Analysis of Office 365 logs suggests that DEV-0343 is using a red team tool like o365spray to conduct these attacks.
Targeting in this DEV-0343 activity has been observed across defense companies that support United States, European Union, and Israeli government partners producing military-grade radars, drone technology, satellite systems, and emergency response communication systems. Further activity has targeted customers in geographic information systems (GIS), spatial analytics, regional ports of entry in the Persian Gulf, and several maritime and cargo transportation companies with a business focus in the Middle East.
As we discussed in our previous blog, DEV-0343 operators’ ‘pattern of life’ is consistent with the working schedule of actors based in Iran. DEV-0343 operator activity peaked Sunday through Thursday between 04:00:00 and 16:00:00 UTC.
Figure 2: DEV-0343 observed operating hours in UTC
Figure 3: DEV-0343 observed actor requests per day
Known DEV-0343 operators have also been observed targeting the same account on the same tenant being targeted by other known Iranian operators. For example, EUROPIUM operators attempted to access a specific account on June 12, 2021 and ultimately gained access to this account on June 13, 2021. DEV-0343 was then observed targeting this same account within minutes of EUROPIUM operators gaining access to it the same day. MSTIC assesses that these observed overlapping activities suggest a coordination between different Iranian actors pursuing common objectives.

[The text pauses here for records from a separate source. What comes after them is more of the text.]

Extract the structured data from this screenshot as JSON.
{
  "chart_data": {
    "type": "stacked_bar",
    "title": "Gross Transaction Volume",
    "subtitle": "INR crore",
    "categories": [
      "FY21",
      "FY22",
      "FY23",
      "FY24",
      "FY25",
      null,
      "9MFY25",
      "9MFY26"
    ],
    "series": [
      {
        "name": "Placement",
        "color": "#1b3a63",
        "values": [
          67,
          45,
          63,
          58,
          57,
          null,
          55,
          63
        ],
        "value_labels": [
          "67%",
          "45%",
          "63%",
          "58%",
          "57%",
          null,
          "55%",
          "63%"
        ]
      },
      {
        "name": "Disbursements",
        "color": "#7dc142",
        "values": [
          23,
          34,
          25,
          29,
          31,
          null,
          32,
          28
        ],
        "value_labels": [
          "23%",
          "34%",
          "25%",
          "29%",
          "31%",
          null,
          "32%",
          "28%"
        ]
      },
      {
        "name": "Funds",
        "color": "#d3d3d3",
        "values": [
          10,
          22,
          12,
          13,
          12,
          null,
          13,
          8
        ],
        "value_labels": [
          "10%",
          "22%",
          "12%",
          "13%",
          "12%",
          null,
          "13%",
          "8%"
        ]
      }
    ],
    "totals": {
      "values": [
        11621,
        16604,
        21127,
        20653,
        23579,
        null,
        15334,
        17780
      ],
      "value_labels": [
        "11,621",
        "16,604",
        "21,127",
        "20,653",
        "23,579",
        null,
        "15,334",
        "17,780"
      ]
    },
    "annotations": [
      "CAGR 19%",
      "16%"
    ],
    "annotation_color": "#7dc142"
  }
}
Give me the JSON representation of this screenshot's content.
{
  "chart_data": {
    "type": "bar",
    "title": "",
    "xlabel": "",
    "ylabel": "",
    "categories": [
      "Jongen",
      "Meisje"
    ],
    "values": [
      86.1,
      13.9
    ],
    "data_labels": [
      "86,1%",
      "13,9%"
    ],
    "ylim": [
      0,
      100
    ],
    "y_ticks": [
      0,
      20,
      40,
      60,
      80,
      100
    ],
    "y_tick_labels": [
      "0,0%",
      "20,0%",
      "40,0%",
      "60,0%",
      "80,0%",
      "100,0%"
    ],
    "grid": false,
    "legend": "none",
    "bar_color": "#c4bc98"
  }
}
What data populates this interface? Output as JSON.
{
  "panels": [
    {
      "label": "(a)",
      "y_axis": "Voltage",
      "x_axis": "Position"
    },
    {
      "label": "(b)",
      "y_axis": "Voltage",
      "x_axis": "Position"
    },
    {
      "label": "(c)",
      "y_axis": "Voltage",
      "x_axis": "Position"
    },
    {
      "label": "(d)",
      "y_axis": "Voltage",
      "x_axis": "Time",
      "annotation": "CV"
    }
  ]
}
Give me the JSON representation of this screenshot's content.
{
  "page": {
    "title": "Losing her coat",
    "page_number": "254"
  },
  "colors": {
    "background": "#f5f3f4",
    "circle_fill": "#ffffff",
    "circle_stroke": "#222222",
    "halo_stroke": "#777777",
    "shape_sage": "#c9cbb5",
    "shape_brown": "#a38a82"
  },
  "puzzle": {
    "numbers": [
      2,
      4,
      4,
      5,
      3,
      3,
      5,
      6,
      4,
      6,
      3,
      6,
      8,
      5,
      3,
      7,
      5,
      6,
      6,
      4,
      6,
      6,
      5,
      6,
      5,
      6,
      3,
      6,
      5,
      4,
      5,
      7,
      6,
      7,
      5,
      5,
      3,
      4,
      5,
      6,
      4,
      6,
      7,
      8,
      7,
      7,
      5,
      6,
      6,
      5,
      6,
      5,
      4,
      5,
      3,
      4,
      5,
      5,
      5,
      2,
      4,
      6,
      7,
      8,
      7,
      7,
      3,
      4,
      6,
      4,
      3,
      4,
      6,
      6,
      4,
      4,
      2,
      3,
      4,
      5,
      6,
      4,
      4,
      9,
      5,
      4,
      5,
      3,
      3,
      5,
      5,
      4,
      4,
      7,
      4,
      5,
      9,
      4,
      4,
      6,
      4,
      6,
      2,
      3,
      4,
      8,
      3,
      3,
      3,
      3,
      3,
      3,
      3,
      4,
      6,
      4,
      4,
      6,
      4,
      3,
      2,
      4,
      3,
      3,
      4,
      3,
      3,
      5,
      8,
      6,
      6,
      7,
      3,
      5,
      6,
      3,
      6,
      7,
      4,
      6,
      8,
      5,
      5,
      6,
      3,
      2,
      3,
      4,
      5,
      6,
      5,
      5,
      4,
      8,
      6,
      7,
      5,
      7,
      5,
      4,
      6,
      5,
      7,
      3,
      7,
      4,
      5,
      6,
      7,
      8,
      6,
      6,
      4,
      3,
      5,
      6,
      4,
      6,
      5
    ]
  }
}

Closing thoughts: Increasingly capable threat actors
As Iranian operators have adapted both their strategic goals and tradecraft, over time they have evolved into more competent threat actors capable of conducting a full spectrum of operations including:
- Information operations
- Disruption and destruction
- Support to physical operations
Specifically, Iranian operators have proven themselves to be both willing and able to:
- Deploy ransomware
- Deploy disk wipers
- Deploy mobile malware
- Conduct phishing attacks
- Conduct password spray attacks
- Conduct mass exploitation attacks
- Conduct supply chain attacks
- Cloak C2 communications behind legitimate cloud services
MSTIC thanks CyberWarCon 2021 for the opportunity to present this research to the broader security community. Microsoft will continue to monitor all this activity by Iranian actors and implement protections for our customers.